まず、ご主人が希望したのは「離れ」のような場所でした。
離れをつくるために建物を分けると、無駄な面積が生まれてしまうため、家の中にありながら、少し距離を感じられる「離れのような和室」を提案しました。
和室には、ほかの部屋とはつながらない専用の坪庭テラスを設けました。窓はあえてぐっと低く設定し、視線が自然と落ち着くように計画。収納扉をダークネイビーでまとめることで、空間全体に静けさと深みを与え、こもれる場所としています。

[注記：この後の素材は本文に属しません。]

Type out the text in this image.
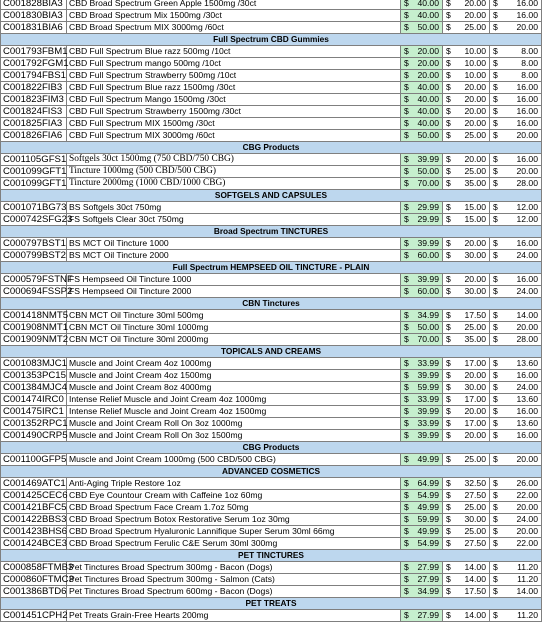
C001828BIA3	CBD Broad Spectrum Green Apple 1500mg /30ct	$	40.00	$	20.00	$	16.00
C001830BIA3	CBD Broad Spectrum Mix 1500mg /30ct	$	40.00	$	20.00	$	16.00
C001831BIA6	CBD Broad Spectrum MIX 3000mg /60ct	$	50.00	$	25.00	$	20.00
Full Spectrum CBD Gummies							
C001793FBM1	CBD Full Spectrum Blue razz 500mg /10ct	$	20.00	$	10.00	$	8.00
C001792FGM1	CBD Full Spectrum mango 500mg /10ct	$	20.00	$	10.00	$	8.00
C001794FBS1	CBD Full Spectrum Strawberry 500mg /10ct	$	20.00	$	10.00	$	8.00
C001822FIB3	CBD Full Spectrum Blue razz 1500mg /30ct	$	40.00	$	20.00	$	16.00
C001823FIM3	CBD Full Spectrum Mango 1500mg /30ct	$	40.00	$	20.00	$	16.00
C001824FIS3	CBD Full Spectrum Strawberry 1500mg /30ct	$	40.00	$	20.00	$	16.00
C001825FIA3	CBD Full Spectrum MIX 1500mg /30ct	$	40.00	$	20.00	$	16.00
C001826FIA6	CBD Full Spectrum MIX 3000mg /60ct	$	50.00	$	25.00	$	20.00
CBG Products							
C001105GFS1	Softgels 30ct 1500mg (750 CBD/750 CBG)	$	39.99	$	20.00	$	16.00
C001099GFT1	Tincture 1000mg (500 CBD/500 CBG)	$	50.00	$	25.00	$	20.00
C001099GFT1	Tincture 2000mg (1000 CBD/1000 CBG)	$	70.00	$	35.00	$	28.00
SOFTGELS AND CAPSULES							
C001071BG73	BS Softgels 30ct 750mg	$	29.99	$	15.00	$	12.00
C000742SFG23	FS Softgels Clear 30ct 750mg	$	29.99	$	15.00	$	12.00
Broad Spectrum TINCTURES							
C000797BST1	BS MCT Oil Tincture 1000	$	39.99	$	20.00	$	16.00
C000799BST2	BS MCT Oil Tincture 2000	$	60.00	$	30.00	$	24.00
Full Spectrum HEMPSEED OIL TINCTURE - PLAIN							
C000579FSTNF	FS Hempseed Oil Tincture 1000	$	39.99	$	20.00	$	16.00
C000694FSSP2	FS Hempseed Oil Tincture 2000	$	60.00	$	30.00	$	24.00
CBN Tinctures							
C001418NMT5	CBN MCT Oil Tincture 30ml 500mg	$	34.99	$	17.50	$	14.00
C001908NMT1	CBN MCT Oil Tincture 30ml 1000mg	$	50.00	$	25.00	$	20.00
C001909NMT2	CBN MCT Oil Tincture 30ml 2000mg	$	70.00	$	35.00	$	28.00
TOPICALS AND CREAMS							
C001083MJC1	Muscle and Joint Cream 4oz 1000mg	$	33.99	$	17.00	$	13.60
C001353PC15	Muscle and Joint Cream 4oz 1500mg	$	39.99	$	20.00	$	16.00
C001384MJC4	Muscle and Joint Cream 8oz 4000mg	$	59.99	$	30.00	$	24.00
C001474IRC0	Intense Relief Muscle and Joint Cream 4oz 1000mg	$	33.99	$	17.00	$	13.60
C001475IRC1	Intense Relief Muscle and Joint Cream 4oz 1500mg	$	39.99	$	20.00	$	16.00
C001352RPC1	Muscle and Joint Cream Roll On 3oz 1000mg	$	33.99	$	17.00	$	13.60
C001490CRP5	Muscle and Joint Cream Roll On 3oz 1500mg	$	39.99	$	20.00	$	16.00
CBG Products							
C001100GFP5	Muscle and Joint Cream 1000mg (500 CBD/500 CBG)	$	49.99	$	25.00	$	20.00
ADVANCED COSMETICS							
C001469ATC1	Anti-Aging Triple Restore 1oz	$	64.99	$	32.50	$	26.00
C001425CEC6	CBD Eye Countour Cream with Caffeine 1oz 60mg	$	54.99	$	27.50	$	22.00
C001421BFC5	CBD Broad Spectrum Face Cream 1.7oz 50mg	$	49.99	$	25.00	$	20.00
C001422BBS3	CBD Broad Spectrum Botox Restorative Serum 1oz 30mg	$	59.99	$	30.00	$	24.00
C001423BHS6	CBD Broad Spectrum Hyaluronic Lannifique Super Serum 30ml 66mg	$	49.99	$	25.00	$	20.00
C001424BCE3	CBD Broad Spectrum Ferulic C&E Serum 30ml 300mg	$	54.99	$	27.50	$	22.00
PET TINCTURES							
C000858FTMB3	Pet Tinctures Broad Spectrum 300mg - Bacon (Dogs)	$	27.99	$	14.00	$	11.20
C000860FTMC3	Pet Tinctures Broad Spectrum 300mg - Salmon (Cats)	$	27.99	$	14.00	$	11.20
C001386BTD6	Pet Tinctures Broad Spectrum 600mg - Bacon (Dogs)	$	34.99	$	17.50	$	14.00
PET TREATS							
C001451CPH2	Pet Treats Grain-Free Hearts 200mg	$	27.99	$	14.00	$	11.20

また、ご主人の夜勤の生活にも配慮し、玄関近くに配置することで、気兼ねなく出入りできる動線に。外へ開くのではなく、内側へ静かに沈み込むような空間で、ゆっくりと自分の時間を過ごす場所です。

一方で、奥様が望んだのは、家事をこなすだけの場所ではなく、好きなことも楽しめる「小さなアトリエ」のような空間でした。
そこで、家事室兼ファミリークローゼットの中に奥様の居場所をつくることを提案。ウォークインクローゼットの一角に家事コーナーを設け、絵を描いたり作業ができる、半プライベートなスペースとしました。

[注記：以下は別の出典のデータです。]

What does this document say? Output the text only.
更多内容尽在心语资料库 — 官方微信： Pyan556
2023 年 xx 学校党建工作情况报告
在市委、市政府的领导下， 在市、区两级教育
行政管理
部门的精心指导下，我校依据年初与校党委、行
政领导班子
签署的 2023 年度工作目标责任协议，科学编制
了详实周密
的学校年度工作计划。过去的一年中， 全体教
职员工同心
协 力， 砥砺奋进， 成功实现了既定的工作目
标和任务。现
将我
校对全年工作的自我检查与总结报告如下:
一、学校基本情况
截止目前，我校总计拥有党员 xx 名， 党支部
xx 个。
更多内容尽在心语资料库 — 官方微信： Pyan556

家事と趣味が自然につながる場所にしたことで、義務感が出やすい家事も、好きなことと隣り合わせることで気持ちが軽くなり、家事の時間そのものが楽しくなります。結果として、自分の好きなことに向き合える時間も自然と増えていきます。
毎日の家事が少しでも楽になるよう、家事室としての機能性にもこだわっています。洗面脱衣室や浴室に隣接させることで、家事動線は最短に。さらに物干しバルコニーともつながっているため、洗う・干す・しまうの一連の作業がひとつの流れで完結します。可動式ハンガーラックを取り入れることで収納力も拡張でき、日々の家事がスムーズです。
家事をこなす場所から、自分のスペースとして楽しめる場所へと整えました。

和室や家事室といった「いつもの場所」を、それぞれのリズムに寄り添うスペースとして計画したことで、家族のつながりと自分の時間のどちらも大切にできる住まいになりました。